Skucas Andrius P, Artru Alan A
Department of Anesthesiology, University of Washington, School of Medicine, Seattle, Washington 98195-6540, USA.
Anesth Analg. 2006 Mar;102(3):882-7. doi: 10.1213/01.ane.0000196721.49780.85.

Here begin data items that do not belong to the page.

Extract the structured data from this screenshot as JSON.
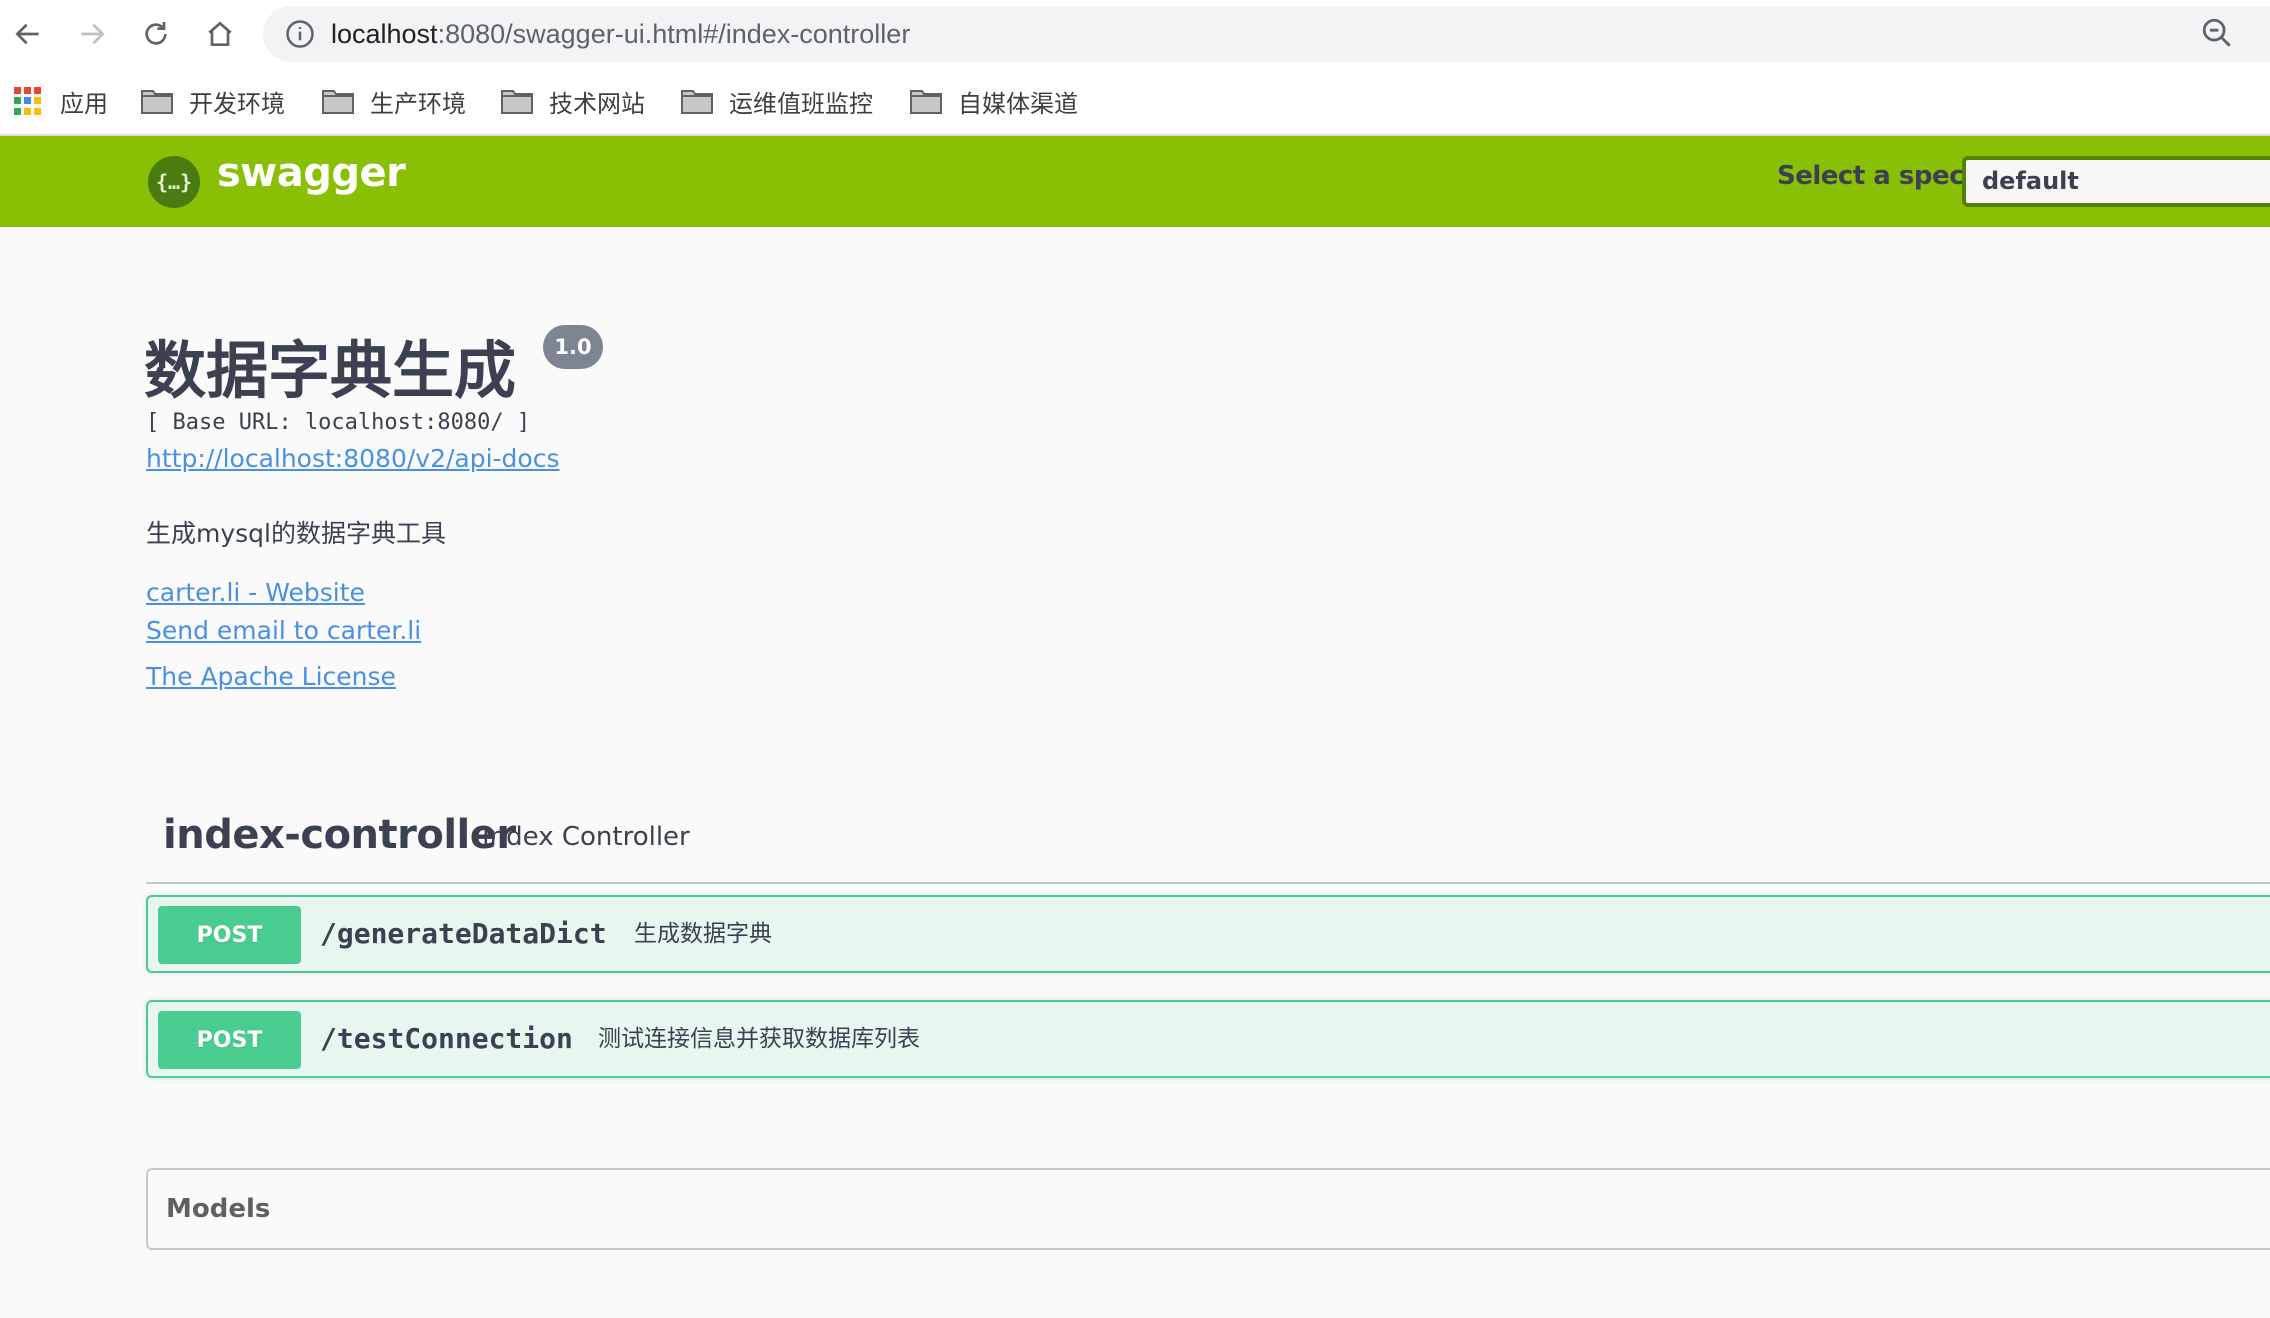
{
  "browser": {
    "url_host": "localhost",
    "url_rest": ":8080/swagger-ui.html#/index-controller",
    "nav": {
      "back": "back-arrow-icon",
      "forward": "forward-arrow-icon",
      "reload": "reload-icon",
      "home": "home-icon"
    },
    "bookmarks": [
      {
        "label": "应用",
        "icon": "apps-grid-icon"
      },
      {
        "label": "开发环境",
        "icon": "folder-icon"
      },
      {
        "label": "生产环境",
        "icon": "folder-icon"
      },
      {
        "label": "技术网站",
        "icon": "folder-icon"
      },
      {
        "label": "运维值班监控",
        "icon": "folder-icon"
      },
      {
        "label": "自媒体渠道",
        "icon": "folder-icon"
      }
    ]
  },
  "topbar": {
    "brand": "swagger",
    "logo_glyph": "{…}",
    "spec_label": "Select a spec",
    "spec_value": "default",
    "color": "#89bf04"
  },
  "info": {
    "title": "数据字典生成",
    "version": "1.0",
    "base_url": "[ Base URL: localhost:8080/ ]",
    "api_docs_link": "http://localhost:8080/v2/api-docs",
    "description": "生成mysql的数据字典工具",
    "contact_website": "carter.li - Website",
    "contact_email": "Send email to carter.li",
    "license": "The Apache License"
  },
  "tag": {
    "name": "index-controller",
    "description": "Index Controller",
    "operations": [
      {
        "method": "POST",
        "path": "/generateDataDict",
        "summary": "生成数据字典"
      },
      {
        "method": "POST",
        "path": "/testConnection",
        "summary": "测试连接信息并获取数据库列表"
      }
    ]
  },
  "models": {
    "title": "Models"
  },
  "colors": {
    "post": "#49cc90",
    "post_bg": "#e8f6f0",
    "link": "#4990e2"
  }
}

Awake craniotomies are often performed for resection of epileptogenic foci close to vital areas of the brain. For awake craniotomies at our institution, propofol is infused during local anesthetic injection and craniotomy, spontaneous ventilation is preserved, and no endotracheal tube or laryngeal mask airway is used. Propofol is discontinued for language, motor, and/or sensory mapping and for electrocorticography. Patients are re-sedated with propofol for resection and closure. We performed a retrospective chart review of 332 propofol-based "asleep-awake-asleep" (AAA) techniques with unsecured airways and 129 general anesthesia with endotracheal intubation craniotomies for epilepsy surgery. We compared the incidence of intraoperative respiratory and hemodynamic complications and incidence of seizures, nausea, brain swelling, patient movement, bleeding, aspiration, air embolism, and death. Airway compromise was uncommon in AAA cases and although incidences of hypertension, hypotension, and tachycardia were statistically increased in AAA versus general anesthesia craniotomy, these were treated appropriately. In only one patient the use of our AAA technique may have contributed to a poor clinical outcome.
清醒开颅手术常用于切除靠近脑重要区域的致痫灶。在我们机构进行清醒开颅手术时,在局部麻醉注射和开颅手术期间输注丙泊酚,保留自主通气,不使用气管内插管或喉罩气道。在进行语言、运动和/或感觉图谱绘制以及皮质脑电图检查时停用丙泊酚。患者在切除和缝合时再次用丙泊酚镇静。我们对332例采用基于丙泊酚的“睡-醒-睡”(AAA)技术且气道未固定的病例以及129例采用全身麻醉气管内插管开颅手术治疗癫痫的病例进行了回顾性病历审查。我们比较了术中呼吸和血流动力学并发症的发生率以及癫痫发作、恶心、脑肿胀、患者移动、出血、误吸、空气栓塞和死亡的发生率。气道受损在AAA病例中不常见,尽管与全身麻醉开颅手术相比,AAA组高血压、低血压和心动过速的发生率在统计学上有所增加,但这些情况都得到了适当治疗。仅1例患者中,我们的AAA技术应用可能导致了不良临床结局。